Ryan, a professor in the FitzPatrick Institute of African Ornithology who started researching the problem of marine and coastal plastic pollution during the 1980s, also said the researchers had found that more than 90 percent of litter on Milnerton Beach near the Rietvlei estuary consisted of plastic items, and that between 1994 and 2012 plastic pollution here had risen over threefold.
On the beach at the protected Koeberg Nature Reserve it had also increased threefold during this same period. "I'm afraid we're not winning this one," he said.
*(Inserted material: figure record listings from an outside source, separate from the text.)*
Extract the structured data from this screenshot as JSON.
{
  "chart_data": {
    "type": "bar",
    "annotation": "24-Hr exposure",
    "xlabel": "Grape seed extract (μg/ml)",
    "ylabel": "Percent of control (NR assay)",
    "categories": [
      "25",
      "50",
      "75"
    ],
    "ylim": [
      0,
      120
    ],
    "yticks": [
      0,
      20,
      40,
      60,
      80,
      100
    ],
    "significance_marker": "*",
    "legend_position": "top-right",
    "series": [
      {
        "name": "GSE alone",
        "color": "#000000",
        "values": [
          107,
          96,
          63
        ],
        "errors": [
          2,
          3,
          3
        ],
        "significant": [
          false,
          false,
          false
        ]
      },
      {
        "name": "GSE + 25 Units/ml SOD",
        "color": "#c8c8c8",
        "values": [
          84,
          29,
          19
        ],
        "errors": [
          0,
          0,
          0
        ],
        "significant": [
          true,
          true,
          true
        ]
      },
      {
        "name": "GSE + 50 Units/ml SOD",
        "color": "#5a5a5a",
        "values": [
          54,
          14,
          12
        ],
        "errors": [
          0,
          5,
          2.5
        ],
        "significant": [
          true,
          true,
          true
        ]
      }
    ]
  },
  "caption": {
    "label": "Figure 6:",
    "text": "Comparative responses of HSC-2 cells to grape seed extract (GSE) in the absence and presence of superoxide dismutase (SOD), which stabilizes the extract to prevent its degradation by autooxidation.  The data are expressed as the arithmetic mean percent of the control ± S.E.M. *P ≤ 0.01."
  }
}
Ryan pointed out that global production of plastic had been 260 million tons five years ago and was now probably closer to 300 million tons, accounting for about eight percent of global oil production.
Although plastic products were "wonderful" when used and disposed of appropriately, there was also a "dark side", he said.
Even at a place like the aptly named Inaccessible Island in the Tristan da Cunha group, which was 3 000km from any production facility, the beaches were covered in plastic debris.
Divers had even found plastic items on the ocean bed beneath the Arctic ice cap.
"You cannot go anywhere on the planet these days and not find plastic".
Plastics typically made up between 80 and 95 percent of beach litter by number and between 60 and 90 percent by mass, Ryan said.
Cleaning up plastic pollution was just treating the symptoms, he said.
"We really need to tackle the causes, and we've been saying this for 20 years."
Pointing out that the volume of plastic shopping bags used had dropped "by an order of magnitude" after a charge had been levied on them, he said he was "a big fan" of incentives like charging for plastic items so that people had a choice.